I read a very useful description of the EM algorithm as coordinate ascent at this website and wanted to rederive some of the ideas.
The marginal log-likelihood is
\begin{align}
\log \pi(x; \theta) &= \log \int \pi(x, z; \theta) ~\mathrm{d}z \\
&= \log \int \frac{\pi(x, z; \theta)}{\tilde{\pi}(z)} \tilde{\pi}(z)~\mathrm{d}z \\
&= \log \underset{z\sim \tilde{\pi}}{\mathbb{E}} \frac{\pi(x, z; \theta)}{\tilde{\pi}(z)} \\
&\geq \underset{z\sim \tilde{\pi}}{\mathbb{E}} \log \frac{\pi(x, z; \theta)}{\tilde{\pi}(z)} \\
&= \underset{z\sim \tilde{\pi}}{\mathbb{E}} \log \frac{\pi(x; \theta) \pi(z\vert x; \theta)}{\tilde{\pi}(z)} \\
&= \log \pi(x; \theta) + \underset{z\sim \tilde{\pi}}{\mathbb{E}} \log \frac{\pi(z\vert x; \theta)}{\tilde{\pi}(z)} \\
&= \log \pi(x; \theta) - \mathbb{KL}(\tilde{\pi}(z)\Vert \pi(z\vert x; \theta)).
\end{align}
The blog post then proceeds to advocate for thinking of the EM algorithm as coordinate ascent on the ELBO
\begin{align}
\mathrm{ELBO}(\theta, \tilde{\pi}) = \underset{z\sim \tilde{\pi}}{\mathbb{E}} \log \frac{\pi(x, z; \theta)}{\tilde{\pi}(z)}.
\end{align}
Clearly the ELBO depends on two arguments: the latent parameter $\theta$ and the density $\tilde{\pi}$. Suppose that we fix $\theta = \theta’$ and consider maximizing the ELBO with respect to the $\tilde{\pi}$. Then the representation
\begin{align}
\sup_{\tilde{\pi}} \mathrm{ELBO}(\theta’, \tilde{\pi}) &= \sup_{\tilde{\pi}} \pi(x; \theta’) - \mathbb{KL}(\tilde{\pi}(z)\Vert \pi(z\vert x; \theta’)) \\
&= \pi(x; \theta’) - \inf_{\tilde{\pi}} \mathbb{KL}(\tilde{\pi}(z)\Vert \pi(z\vert x; \theta’))
\end{align}
shows that the optimal choice of density is $\tilde{\pi}(z) = \pi(z\vert x; \theta’)$.

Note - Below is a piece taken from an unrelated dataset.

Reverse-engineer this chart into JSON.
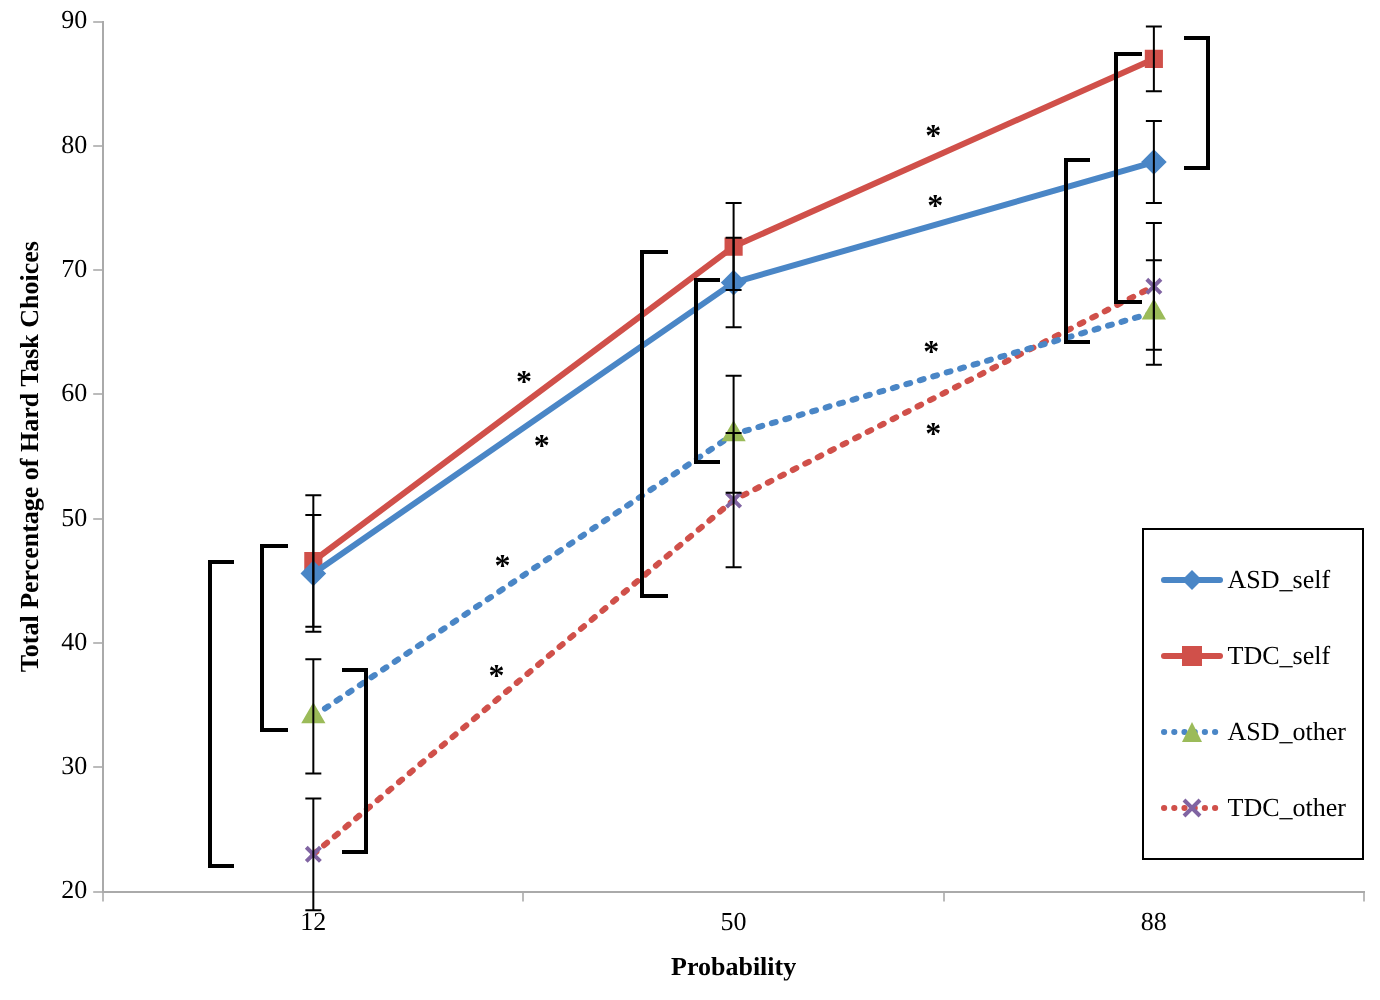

Now let us regard $\tilde{\pi}(z) = \pi(z\vert x; \theta’)$ as fixed and consider maximizing the ELBO with reprect to the latent parameter $\theta$. Then we obtain,
\begin{align}
\sup_{\theta} \mathrm{ELBO}(\theta, \pi(z\vert x; \theta’)) &= \sup_{\theta} \underset{z\sim \pi(z\vert x; \theta’)}{\mathbb{E}} \log \frac{\pi(x, z; \theta)}{\pi(z\vert x; \theta’)} \\
&= \sup_{\theta} \underset{z\sim \pi(z\vert x; \theta’)}{\mathbb{E}} \log \pi(x, z; \theta) - \underset{z\sim \pi(z\vert x; \theta’)}{\mathbb{E}} \log \pi(z\vert x; \theta’) \\
&= \sup_{\theta} \underset{z\sim \pi(z\vert x; \theta’)}{\mathbb{E}} \log \pi(x, z; \theta).
\end{align}
Therefore we can view EM as coordinate ascent on the ELBO, where in the expectation step we identify the optimal choice of $\tilde{\pi}(z)$ and in the maximization step we optimize the expected complete data log-likelihood.

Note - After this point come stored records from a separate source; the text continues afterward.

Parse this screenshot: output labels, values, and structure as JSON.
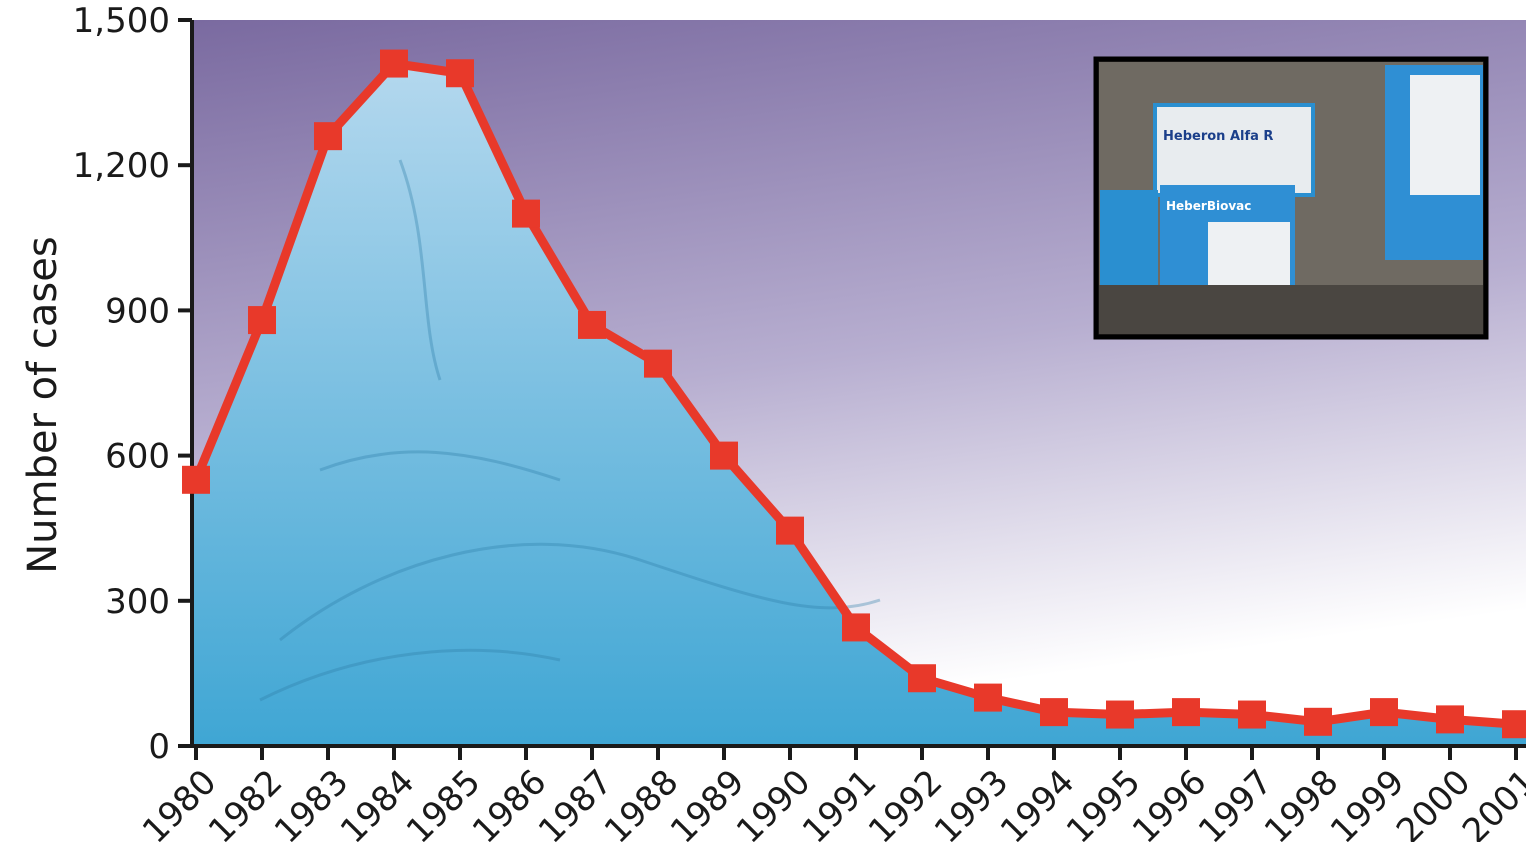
{
  "chart_data": {
    "type": "area",
    "title": "",
    "xlabel": "",
    "ylabel": "Number of cases",
    "ylim": [
      0,
      1500
    ],
    "yticks": [
      "0",
      "300",
      "600",
      "900",
      "1,200",
      "1,500"
    ],
    "categories": [
      "1980",
      "1982",
      "1983",
      "1984",
      "1985",
      "1986",
      "1987",
      "1988",
      "1989",
      "1990",
      "1991",
      "1992",
      "1993",
      "1994",
      "1995",
      "1996",
      "1997",
      "1998",
      "1999",
      "2000",
      "2001"
    ],
    "series": [
      {
        "values": [
          550,
          880,
          1260,
          1410,
          1390,
          1100,
          870,
          790,
          600,
          445,
          245,
          140,
          100,
          70,
          65,
          70,
          65,
          50,
          70,
          55,
          45
        ]
      }
    ],
    "grid": false,
    "legend": "none",
    "colors": {
      "line": "#e8392a",
      "marker": "#e8392a",
      "area_top": "#b4d8ee",
      "area_bottom": "#3fa6d4",
      "bg_top": "#7a6aa0",
      "bg_bottom": "#ffffff"
    }
  },
  "inset_photo": {
    "box_labels": [
      "Heberon Alfa R",
      "HeberBiovac"
    ]
  }
}
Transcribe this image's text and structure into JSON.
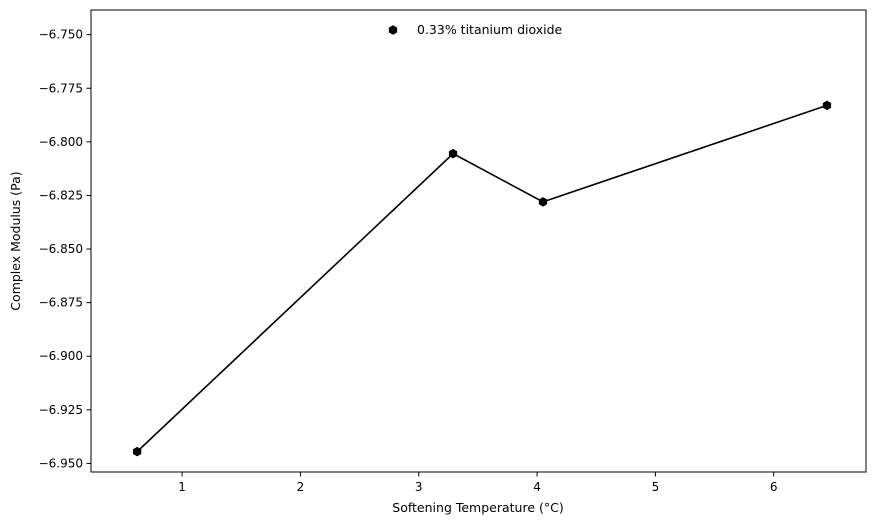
{
  "chart_data": {
    "type": "line",
    "title": "",
    "xlabel": "Softening Temperature (°C)",
    "ylabel": "Complex Modulus (Pa)",
    "xlim": [
      0.23,
      6.78
    ],
    "ylim": [
      -6.954,
      -6.7385
    ],
    "xticks": [
      1,
      2,
      3,
      4,
      5,
      6
    ],
    "xtick_labels": [
      "1",
      "2",
      "3",
      "4",
      "5",
      "6"
    ],
    "yticks": [
      -6.95,
      -6.925,
      -6.9,
      -6.875,
      -6.85,
      -6.825,
      -6.8,
      -6.775,
      -6.75
    ],
    "ytick_labels": [
      "−6.950",
      "−6.925",
      "−6.900",
      "−6.875",
      "−6.850",
      "−6.825",
      "−6.800",
      "−6.775",
      "−6.750"
    ],
    "grid": false,
    "legend_position": "upper center",
    "series": [
      {
        "name": "0.33% titanium dioxide",
        "color": "#000000",
        "marker": "hexagon",
        "x": [
          0.62,
          3.29,
          4.05,
          6.45
        ],
        "y": [
          -6.9445,
          -6.8055,
          -6.828,
          -6.783
        ]
      }
    ]
  }
}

Hence the EM sequence of estimators may be defined inductively according to
\begin{align}
\theta_{n+1} = \argmax{\theta} \underset{z\sim \pi(z\vert x; \theta_n)}{\mathbb{E}} \log \pi(x, z; \theta).
\end{align}
We can easily show that the log-likelihood is monotonically increasing for a sequence of estimators constructed in this manner. First observe that
\begin{align}
& \mathrm{ELBO}(\theta_{n+1}, \pi(z\vert x, \theta_n)) \geq \mathrm{ELBO}(\theta_n, \pi(z\vert x, \theta_n)) \\
\implies& \log \pi(x; \theta_{n+1}) - \mathbb{KL}(\pi(z\vert x, \theta_n)\Vert \pi(z\vert x; \theta_{n+1})) \geq \log \pi(x; \theta_n) - \mathbb{KL}(\pi(z\vert x, \theta_n)\Vert \pi(z\vert x; \theta_n)) \\
\implies& \log \pi(x; \theta_{n+1}) - \mathbb{KL}(\pi(z\vert x, \theta_n)\Vert \pi(z\vert x; \theta_{n+1})) \geq \log \pi(x; \theta_n)
\end{align}
But the KL divergence is non-negative and therefore
\begin{align}
\log \pi(x; \theta_{n+1}) \geq \log \pi(x; \theta_n).
\end{align}